Physics-Constrained Neural Dynamics: A Unified Manifold Framework for Large-Scale Power Flow Computation

TL;DR

This paper introduces a physics-constrained neural network framework for large-scale power flow computation, leveraging manifold geometry and gradient flow to improve efficiency and physical consistency without requiring labeled data.

Contribution

It presents a novel unsupervised neural method based on manifold geometry and gradient flow, enabling physics-consistent power flow solutions without pre-labeled data.

Findings

Achieves physically consistent power flow solutions

Requires no pre-solving or labeled data

Improves efficiency over traditional methods

Abstract

Power flow analysis is a fundamental tool for power system analysis, planning, and operational control. Traditional Newton-Raphson methods suffer from limitations such as initial value sensitivity and low efficiency in batch computation, while existing deep learning-based power flow solvers mostly rely on supervised learning, requiring pre-solving of numerous cases and struggling to guarantee physical consistency.

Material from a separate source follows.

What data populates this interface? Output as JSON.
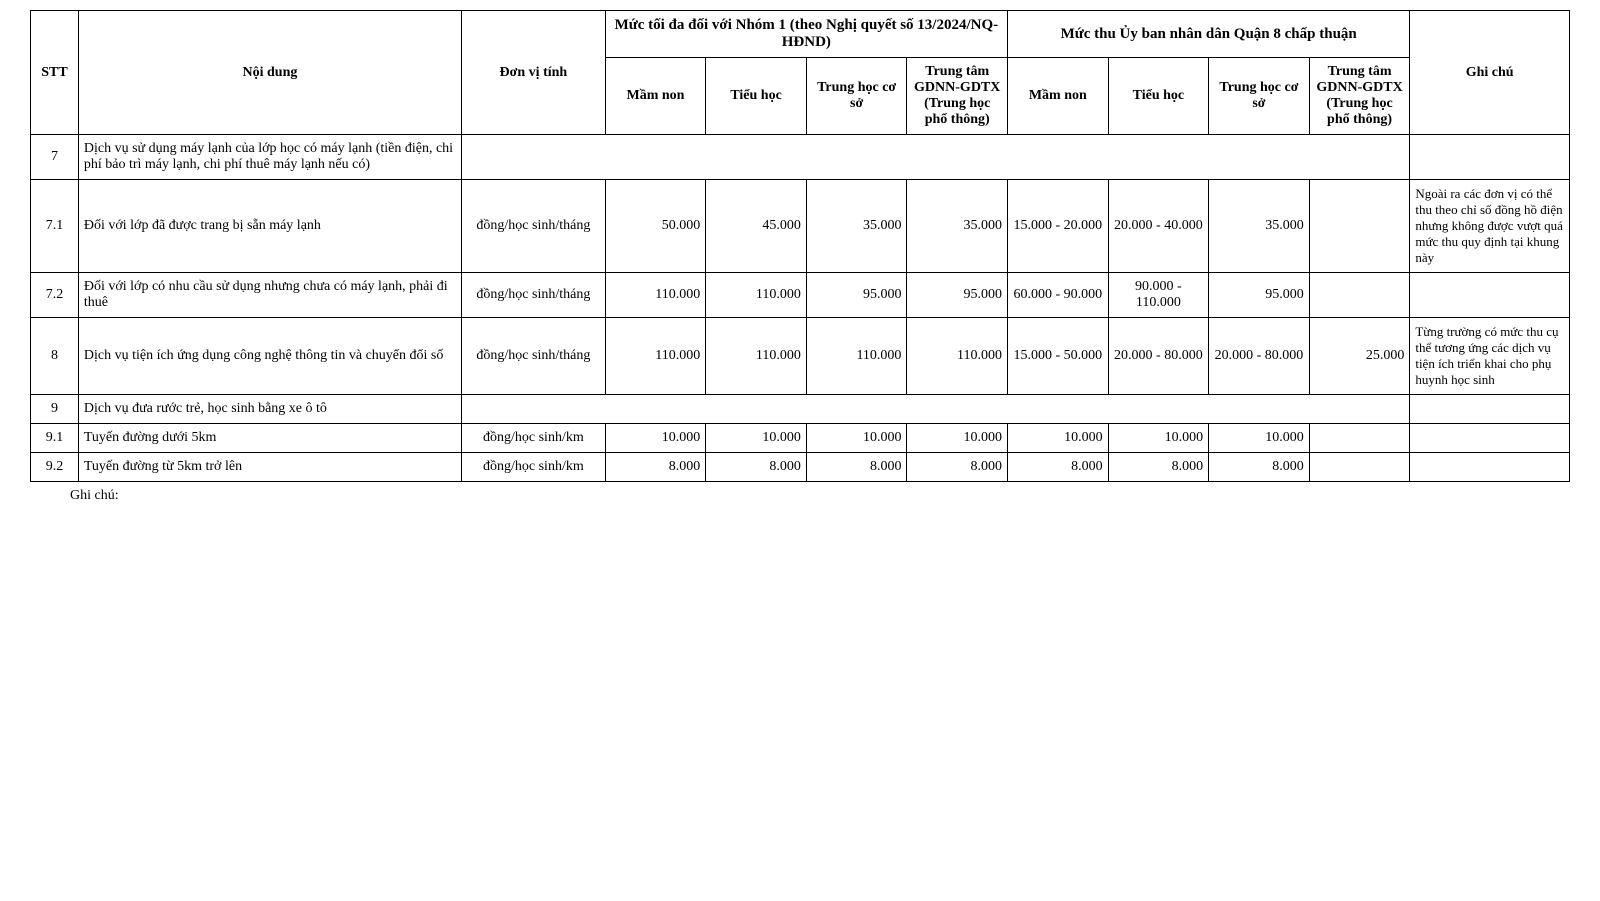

This paper proposes a neural physics power flow solving method based on manifold geometry and gradient flow, by describing the power flow equations as a constraint manifold, and constructing an energy function \(V(\mathbf{x}) = \frac{1}{2}\|\mathbf{F}(\mathbf{x})\|^2\) and gradient flow \(\frac{d\mathbf{x}}{dt} = -\nabla V(\mathbf{x})\), transforming power flow solving into an equilibrium point finding problem for dynamical systems. Neural networks are trained in an unsupervised manner by directly minimizing physical residuals, requiring no labeled data, achieving true "end-to-end" physics-constrained learning.